Se recostaba en la pared mientras perdía la mirada en el blanco del vendaje que le cubría el pie.
Cuando conocí a Francisco le acababan de amputar dos dedos. Paulo y él habían llegado esa mañana al Centro de Defensa nerviosos y desconfiados, venían huyendo de la fazenda en la que trabajaban. Estaban agotados después de dos días caminando y haciendo autostop.
Francisco, ausente, parecía estar poco interesado en el relato de su compañero, quien entre aspavientos explicaba cómo habían caído, junto a otras 25 personas, en un infierno de falsas promesas.
Un intermediario que les ofreció trabajo en el campo, comida, techo, un salario que enviar a la familia... Y una realidad en la eran explotados, menos reconocidos que los animales que les rodeaban y que bebían de su misma agua, una realidad en la que eran vigilados y humillados. Una espiral de deudas y miseria.

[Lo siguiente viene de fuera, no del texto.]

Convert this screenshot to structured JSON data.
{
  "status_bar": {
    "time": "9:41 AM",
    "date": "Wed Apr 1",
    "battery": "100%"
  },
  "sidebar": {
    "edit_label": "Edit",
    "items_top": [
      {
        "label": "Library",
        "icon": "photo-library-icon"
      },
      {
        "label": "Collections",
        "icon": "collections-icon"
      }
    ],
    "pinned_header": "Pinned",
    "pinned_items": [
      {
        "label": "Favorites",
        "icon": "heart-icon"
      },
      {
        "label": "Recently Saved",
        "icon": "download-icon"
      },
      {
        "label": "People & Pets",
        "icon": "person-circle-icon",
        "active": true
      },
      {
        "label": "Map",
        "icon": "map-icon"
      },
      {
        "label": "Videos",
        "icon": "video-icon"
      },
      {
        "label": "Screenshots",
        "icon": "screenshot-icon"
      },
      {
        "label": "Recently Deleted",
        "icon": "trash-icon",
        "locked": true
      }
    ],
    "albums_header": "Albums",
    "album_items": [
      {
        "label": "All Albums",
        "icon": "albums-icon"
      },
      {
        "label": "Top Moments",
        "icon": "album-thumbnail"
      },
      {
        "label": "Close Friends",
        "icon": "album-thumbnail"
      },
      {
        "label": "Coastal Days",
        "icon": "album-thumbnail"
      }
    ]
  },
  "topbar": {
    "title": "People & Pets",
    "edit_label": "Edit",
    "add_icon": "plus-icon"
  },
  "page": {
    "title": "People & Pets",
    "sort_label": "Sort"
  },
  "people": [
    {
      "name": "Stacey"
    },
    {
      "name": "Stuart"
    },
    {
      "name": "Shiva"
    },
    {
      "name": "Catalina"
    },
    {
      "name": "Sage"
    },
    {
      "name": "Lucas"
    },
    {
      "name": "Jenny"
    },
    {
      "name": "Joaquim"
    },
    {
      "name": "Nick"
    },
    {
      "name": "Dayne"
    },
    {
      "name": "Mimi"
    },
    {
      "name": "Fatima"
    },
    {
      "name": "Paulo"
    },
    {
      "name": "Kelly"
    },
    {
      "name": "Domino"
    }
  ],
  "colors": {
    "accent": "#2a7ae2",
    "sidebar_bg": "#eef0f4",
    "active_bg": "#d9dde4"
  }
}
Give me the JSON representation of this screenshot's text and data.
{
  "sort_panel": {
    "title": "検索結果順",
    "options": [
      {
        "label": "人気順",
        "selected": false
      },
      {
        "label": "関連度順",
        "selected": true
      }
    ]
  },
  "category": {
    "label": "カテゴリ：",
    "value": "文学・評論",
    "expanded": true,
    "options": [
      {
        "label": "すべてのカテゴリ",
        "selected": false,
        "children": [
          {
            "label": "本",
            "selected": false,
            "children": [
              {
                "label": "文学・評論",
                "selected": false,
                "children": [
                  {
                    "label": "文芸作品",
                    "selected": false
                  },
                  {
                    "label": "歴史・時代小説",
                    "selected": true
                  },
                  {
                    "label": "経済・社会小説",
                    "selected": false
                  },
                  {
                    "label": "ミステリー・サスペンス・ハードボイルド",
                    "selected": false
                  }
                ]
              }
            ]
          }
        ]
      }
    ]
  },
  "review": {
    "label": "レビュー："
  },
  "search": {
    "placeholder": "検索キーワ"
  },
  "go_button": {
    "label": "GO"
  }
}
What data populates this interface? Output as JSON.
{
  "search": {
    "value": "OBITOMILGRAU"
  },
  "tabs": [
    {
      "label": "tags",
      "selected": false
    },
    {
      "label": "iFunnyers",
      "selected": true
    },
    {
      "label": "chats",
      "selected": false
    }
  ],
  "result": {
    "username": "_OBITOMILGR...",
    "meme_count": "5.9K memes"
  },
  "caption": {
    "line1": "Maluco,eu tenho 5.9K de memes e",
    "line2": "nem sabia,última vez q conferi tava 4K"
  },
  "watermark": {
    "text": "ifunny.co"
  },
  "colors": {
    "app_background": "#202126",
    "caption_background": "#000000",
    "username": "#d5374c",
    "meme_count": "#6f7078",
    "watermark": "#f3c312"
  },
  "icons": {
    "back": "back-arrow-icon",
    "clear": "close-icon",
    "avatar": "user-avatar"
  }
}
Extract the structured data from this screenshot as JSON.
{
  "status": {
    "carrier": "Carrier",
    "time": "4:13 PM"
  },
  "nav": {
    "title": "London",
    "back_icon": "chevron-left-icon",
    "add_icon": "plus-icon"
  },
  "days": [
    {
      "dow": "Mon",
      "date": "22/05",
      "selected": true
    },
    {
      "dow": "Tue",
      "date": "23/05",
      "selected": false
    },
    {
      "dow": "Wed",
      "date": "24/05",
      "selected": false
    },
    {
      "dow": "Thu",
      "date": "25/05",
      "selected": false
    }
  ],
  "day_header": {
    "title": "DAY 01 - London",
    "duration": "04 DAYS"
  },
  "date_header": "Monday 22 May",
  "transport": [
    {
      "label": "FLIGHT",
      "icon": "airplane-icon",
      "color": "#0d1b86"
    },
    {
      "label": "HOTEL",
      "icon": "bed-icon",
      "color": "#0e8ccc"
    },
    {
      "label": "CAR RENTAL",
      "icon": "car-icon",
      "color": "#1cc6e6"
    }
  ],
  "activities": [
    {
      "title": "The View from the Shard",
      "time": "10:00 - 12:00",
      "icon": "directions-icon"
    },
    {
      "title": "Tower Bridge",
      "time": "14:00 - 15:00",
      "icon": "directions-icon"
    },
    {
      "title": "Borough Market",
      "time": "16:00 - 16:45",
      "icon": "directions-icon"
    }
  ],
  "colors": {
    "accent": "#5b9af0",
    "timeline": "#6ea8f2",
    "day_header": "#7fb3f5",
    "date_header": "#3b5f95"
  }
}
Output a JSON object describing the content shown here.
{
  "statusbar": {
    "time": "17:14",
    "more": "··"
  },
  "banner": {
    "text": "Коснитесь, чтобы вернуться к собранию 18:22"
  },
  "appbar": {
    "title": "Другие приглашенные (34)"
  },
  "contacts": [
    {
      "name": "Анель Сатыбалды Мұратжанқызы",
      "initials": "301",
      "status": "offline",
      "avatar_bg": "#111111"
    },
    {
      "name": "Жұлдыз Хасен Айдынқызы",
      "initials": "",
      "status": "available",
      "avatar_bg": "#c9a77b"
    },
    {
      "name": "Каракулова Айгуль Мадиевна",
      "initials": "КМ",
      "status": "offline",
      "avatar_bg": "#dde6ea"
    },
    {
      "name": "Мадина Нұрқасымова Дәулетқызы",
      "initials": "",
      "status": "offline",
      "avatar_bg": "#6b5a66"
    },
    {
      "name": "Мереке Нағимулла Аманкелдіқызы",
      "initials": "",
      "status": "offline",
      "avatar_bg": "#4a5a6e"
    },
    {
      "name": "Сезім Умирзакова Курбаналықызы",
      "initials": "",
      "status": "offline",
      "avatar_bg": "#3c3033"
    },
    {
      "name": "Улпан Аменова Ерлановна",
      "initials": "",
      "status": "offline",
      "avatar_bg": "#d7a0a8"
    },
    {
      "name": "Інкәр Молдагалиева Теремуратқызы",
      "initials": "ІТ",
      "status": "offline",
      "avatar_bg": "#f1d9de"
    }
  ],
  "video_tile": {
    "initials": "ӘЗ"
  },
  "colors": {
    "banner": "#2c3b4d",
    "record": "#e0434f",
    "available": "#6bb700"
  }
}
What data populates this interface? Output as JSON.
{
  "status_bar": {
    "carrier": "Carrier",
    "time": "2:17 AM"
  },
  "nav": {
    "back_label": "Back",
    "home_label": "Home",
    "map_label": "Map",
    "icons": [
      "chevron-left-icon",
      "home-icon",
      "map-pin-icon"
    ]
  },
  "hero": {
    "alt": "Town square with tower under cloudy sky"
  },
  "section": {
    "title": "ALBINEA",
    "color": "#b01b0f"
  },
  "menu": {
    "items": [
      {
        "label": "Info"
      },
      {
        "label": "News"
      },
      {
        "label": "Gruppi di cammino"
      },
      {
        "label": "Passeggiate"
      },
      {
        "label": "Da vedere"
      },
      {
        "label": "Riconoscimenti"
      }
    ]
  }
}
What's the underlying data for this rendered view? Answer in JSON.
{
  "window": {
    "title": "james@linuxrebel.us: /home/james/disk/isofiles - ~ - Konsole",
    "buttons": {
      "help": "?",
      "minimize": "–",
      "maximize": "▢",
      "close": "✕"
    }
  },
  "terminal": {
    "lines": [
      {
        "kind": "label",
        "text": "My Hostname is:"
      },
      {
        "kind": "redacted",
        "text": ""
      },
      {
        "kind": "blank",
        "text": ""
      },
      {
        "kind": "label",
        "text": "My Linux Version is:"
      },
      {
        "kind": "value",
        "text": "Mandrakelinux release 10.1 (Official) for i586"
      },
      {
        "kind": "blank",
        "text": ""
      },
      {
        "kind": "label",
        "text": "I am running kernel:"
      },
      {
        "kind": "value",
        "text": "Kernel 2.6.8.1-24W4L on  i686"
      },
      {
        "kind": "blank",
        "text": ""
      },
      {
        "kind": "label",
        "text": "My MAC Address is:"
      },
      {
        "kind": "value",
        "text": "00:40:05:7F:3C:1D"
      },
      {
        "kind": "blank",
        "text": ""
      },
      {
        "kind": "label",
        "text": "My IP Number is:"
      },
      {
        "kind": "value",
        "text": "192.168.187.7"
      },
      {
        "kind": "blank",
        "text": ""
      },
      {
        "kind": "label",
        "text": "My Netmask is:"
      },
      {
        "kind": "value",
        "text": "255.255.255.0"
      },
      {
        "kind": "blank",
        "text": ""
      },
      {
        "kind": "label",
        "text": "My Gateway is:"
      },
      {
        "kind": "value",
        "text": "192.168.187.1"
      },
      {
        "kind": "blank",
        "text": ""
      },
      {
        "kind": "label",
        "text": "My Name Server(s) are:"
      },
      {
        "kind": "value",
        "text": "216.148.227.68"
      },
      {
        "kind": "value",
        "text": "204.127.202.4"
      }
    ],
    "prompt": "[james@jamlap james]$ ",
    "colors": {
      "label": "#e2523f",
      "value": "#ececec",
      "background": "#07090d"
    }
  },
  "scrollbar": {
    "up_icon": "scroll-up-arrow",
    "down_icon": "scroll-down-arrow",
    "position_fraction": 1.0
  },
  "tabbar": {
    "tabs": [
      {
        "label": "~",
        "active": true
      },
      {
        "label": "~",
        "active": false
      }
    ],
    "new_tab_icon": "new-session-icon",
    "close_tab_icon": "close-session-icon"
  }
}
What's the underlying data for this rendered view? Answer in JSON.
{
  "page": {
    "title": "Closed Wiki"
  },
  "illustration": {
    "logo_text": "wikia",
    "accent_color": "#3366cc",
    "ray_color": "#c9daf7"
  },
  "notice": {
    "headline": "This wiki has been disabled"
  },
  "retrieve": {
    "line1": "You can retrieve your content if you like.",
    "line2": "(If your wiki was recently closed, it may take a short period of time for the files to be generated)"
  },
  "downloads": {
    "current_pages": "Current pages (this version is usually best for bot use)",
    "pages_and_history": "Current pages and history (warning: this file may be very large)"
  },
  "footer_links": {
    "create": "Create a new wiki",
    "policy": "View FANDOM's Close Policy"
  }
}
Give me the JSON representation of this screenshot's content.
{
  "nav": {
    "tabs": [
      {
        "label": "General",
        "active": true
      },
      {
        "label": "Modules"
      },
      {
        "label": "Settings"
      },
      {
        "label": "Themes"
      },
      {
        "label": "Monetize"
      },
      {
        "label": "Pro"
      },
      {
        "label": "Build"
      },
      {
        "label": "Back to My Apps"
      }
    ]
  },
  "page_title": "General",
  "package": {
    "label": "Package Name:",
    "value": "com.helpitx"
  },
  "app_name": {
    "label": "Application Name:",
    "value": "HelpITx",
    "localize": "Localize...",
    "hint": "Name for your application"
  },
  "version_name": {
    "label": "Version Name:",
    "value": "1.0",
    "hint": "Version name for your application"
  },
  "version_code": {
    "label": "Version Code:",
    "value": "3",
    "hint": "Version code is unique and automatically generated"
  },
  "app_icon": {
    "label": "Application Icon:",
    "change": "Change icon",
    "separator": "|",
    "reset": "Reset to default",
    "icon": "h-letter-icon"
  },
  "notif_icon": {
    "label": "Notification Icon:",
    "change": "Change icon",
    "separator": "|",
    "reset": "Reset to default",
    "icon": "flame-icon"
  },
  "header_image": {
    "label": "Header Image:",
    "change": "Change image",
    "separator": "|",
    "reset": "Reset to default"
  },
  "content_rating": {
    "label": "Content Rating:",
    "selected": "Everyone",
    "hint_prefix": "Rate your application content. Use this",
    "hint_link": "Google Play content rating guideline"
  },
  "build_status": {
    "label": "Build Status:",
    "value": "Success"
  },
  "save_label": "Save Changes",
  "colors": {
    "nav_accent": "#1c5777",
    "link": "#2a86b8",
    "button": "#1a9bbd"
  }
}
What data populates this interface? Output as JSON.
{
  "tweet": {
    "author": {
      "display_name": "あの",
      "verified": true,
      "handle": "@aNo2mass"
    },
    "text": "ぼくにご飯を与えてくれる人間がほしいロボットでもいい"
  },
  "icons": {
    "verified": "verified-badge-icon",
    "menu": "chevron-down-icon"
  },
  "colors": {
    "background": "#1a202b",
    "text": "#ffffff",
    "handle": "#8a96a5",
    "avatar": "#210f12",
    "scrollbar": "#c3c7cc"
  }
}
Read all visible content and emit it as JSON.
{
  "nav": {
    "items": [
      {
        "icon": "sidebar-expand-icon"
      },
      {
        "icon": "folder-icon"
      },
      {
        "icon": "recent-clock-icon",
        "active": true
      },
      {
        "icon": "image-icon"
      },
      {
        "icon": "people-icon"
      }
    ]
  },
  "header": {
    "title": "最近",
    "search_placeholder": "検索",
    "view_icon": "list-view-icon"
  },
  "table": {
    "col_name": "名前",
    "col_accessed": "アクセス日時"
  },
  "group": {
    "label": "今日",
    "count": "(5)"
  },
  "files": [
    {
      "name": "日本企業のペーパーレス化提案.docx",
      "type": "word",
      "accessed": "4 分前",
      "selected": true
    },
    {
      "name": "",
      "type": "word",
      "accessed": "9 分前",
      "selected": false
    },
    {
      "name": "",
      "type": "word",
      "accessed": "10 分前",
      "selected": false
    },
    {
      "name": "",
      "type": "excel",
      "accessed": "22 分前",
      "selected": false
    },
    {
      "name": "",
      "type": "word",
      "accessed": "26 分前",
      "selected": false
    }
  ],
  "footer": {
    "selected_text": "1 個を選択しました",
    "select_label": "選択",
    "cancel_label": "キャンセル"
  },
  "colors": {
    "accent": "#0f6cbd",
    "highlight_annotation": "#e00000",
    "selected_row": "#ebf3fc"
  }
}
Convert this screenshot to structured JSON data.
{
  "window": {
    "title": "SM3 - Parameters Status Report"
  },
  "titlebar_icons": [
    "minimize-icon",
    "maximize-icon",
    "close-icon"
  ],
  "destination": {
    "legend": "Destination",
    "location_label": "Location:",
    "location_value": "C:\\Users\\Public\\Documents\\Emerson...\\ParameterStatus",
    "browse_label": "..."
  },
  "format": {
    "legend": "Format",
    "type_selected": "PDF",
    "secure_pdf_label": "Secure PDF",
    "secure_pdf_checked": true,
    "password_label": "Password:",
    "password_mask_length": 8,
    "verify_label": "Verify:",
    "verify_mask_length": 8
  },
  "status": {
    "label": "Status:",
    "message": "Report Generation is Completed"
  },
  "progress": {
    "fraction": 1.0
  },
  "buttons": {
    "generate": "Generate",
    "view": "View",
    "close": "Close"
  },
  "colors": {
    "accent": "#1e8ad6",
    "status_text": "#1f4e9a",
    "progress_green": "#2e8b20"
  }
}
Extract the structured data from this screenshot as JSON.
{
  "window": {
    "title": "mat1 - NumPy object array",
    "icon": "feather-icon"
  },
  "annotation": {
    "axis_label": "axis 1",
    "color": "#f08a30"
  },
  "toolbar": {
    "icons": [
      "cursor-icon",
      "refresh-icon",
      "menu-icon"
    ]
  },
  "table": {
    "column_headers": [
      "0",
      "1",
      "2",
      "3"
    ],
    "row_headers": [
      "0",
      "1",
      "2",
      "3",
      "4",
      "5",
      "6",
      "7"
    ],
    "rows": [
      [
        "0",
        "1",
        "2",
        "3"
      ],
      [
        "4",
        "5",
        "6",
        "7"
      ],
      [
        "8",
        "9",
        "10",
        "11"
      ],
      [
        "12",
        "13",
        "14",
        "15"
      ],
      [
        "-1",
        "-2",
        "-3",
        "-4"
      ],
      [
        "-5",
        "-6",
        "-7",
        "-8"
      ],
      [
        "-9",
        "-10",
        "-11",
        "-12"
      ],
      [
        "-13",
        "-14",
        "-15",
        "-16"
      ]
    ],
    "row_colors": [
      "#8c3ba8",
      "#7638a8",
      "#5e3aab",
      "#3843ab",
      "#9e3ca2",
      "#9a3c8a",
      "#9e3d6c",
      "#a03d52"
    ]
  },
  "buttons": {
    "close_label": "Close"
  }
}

Esa vez eran Francisco y Paulo, pero a diario esas mismas historias, envueltas en la más agria humillación las cuentan otros rostros, Antonio, Valdeison, Raimundo, Cleison, Edvaldo, José, Justino, Zé y un largo etcétera.
Francisco trabajaba en la construcción de un establo cuando la viga que trasladaba quedó enredada en un cable de alta tensión. No recuerda más, sufrió una descarga eléctrica que lo dejó convulsionando en el suelo. Paulo, que estaba a pocos metros, salió corriendo en busca de ayuda a la casa del dueño de la fazenda que lo recibió con un portazo, no sin antes advertirle que no intentara sacar de allí a su compañero. La finca estaba a unos 20 km de la ciudad más cercana y sólo el propietario disponía de una camioneta.
A los 9 días, sin haber recibido ningún tipo de asistencia médica después de recibir el shock, el patrón visitó a Francisco para examinar las quemaduras de las manos y del pie derecho, en el que comenzaba a extenderse la gangrena. Tras un rápido vistazo le aconsejó lavarlo y cubrirlo con un paño para protegerlo de las moscas que se congregaban a su alrededor debido a la putrefacción. El patrón era médico...
A los 20 días el olor a podrido era insoportable, los dos dedos estaban completamente negros y a Francisco comenzaron a fallarle las fuerzas, su compañero y él huyeron haciendo autostop. Dos días después estaban en el Centro de Defensa de la Vida y de los Derechos Humanos de Açailândia.
Paulo contaba cómo consiguieron escapar cerrando los puños, mirando nervioso hacia los lados e intentando contener las lágrimas, pero la rabia ganaba el pulso.
Esa rabia es la que hoy lleva a muchos como Paulo a arriesgar sus vidas para denunciar este crimen, y gracias a ellos en 2008 fueron liberadas 4.418 personas. Seres Humanos que recuperan la libertad pisoteada por una panda de mafiosos que gozan de la impunidad que les concede el dinero. Algunos no volverán a perderla, otros murieron intentando alcanzarla, la falta de oportunidades hará que muchos vuelvan a quedar atrapados en el trabajo esclavo.
Francisco recuperó su dignidad, se la arrebató al fazendero, a ese que gracias a una justicia lenta y corrupta todavía no ha sido condenado.